Chocolate Pound Cake is an vintage recipe that uses cocoa powder for a new spin on traditional pound cake.  This cake has a dense, moist texture that can be served up for breakfast or dessert. 
Prep Time15 mins
Cook Time1 hr 20 mins
Course: Breakfast, Dessert
Cuisine: American
Keyword: Chocolate Bundt Cake, chocolate pound cake, pound cake using cocoa powder, Pound Cake with cocoa powder
Servings: 1 cake
Author: Barbara


Chocolate Pound Cake

  • 1 cup butter or margarine, softened
  • 1/2 cup shortening
  • 3 cups sugar
  • 5 eggs
  • 1 teaspoon vanilla extract
  • 3 cups flour
  • 1/2 teaspoon baking powder
  • 1/2 teaspoon salt
  • 1/4 cup cocoa powder
  • 1 cup milk


  • 1 tablespoon butter or margarine, softened
  • 1 cup powdered sugar
  • 2 tablespoons milk
  • 1/4 teaspoon vanilla extract


  • Preheat oven to 325 degrees F. Grease and flour a Bundt pan.
  • With a mixer, cream together softened butter, shortening, sugar, eggs and vanilla until smooth.
  • Combine flour, baking powder, salt and cocoa powder; alternately add dry ingredients with milk to the creamed mixture.
  • Pour into prepared Bundt pan. Bake for 1 hour and 20 minutes or until toothpick comes out clean.
  • Let cool in pan for 15 minutes; loosen edges with knife and remove from pan.
  • To prepare glaze, mix softened butter, powdered sugar, milk and vanilla.

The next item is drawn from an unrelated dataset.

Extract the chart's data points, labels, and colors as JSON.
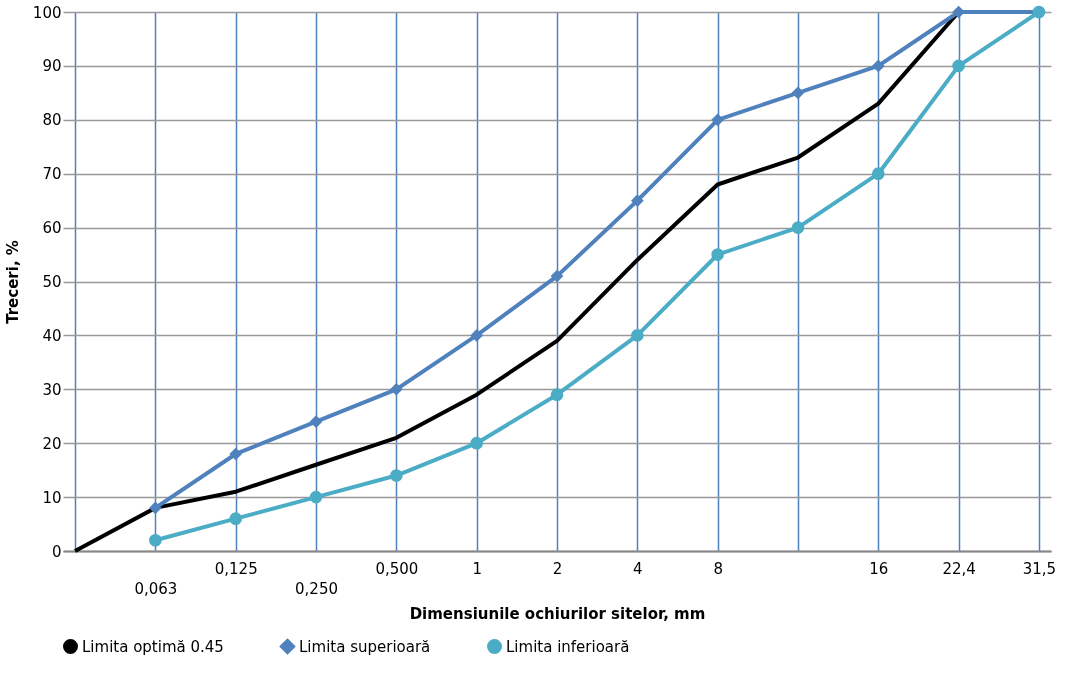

Pour over cooled or slightly cooled cake.


  • This chocolate pound cake gets it's flavor using cocoa powder. 
  • Be sure to grease all sides of the Bundt pan (including center), and then lightly flour. This will help the chocolate pound cake to remove from the pan easily.
  • Substitute margarine for butter if desired.
  • Be sure to soften the butter or margarine.
  • Let the eggs sit at room temperature if possible.
  • The glaze is completely optional.  Leave it off, if desired. 
  • For a glaze isn't clumpy, soften margarine and sift the powdered sugar before mixing.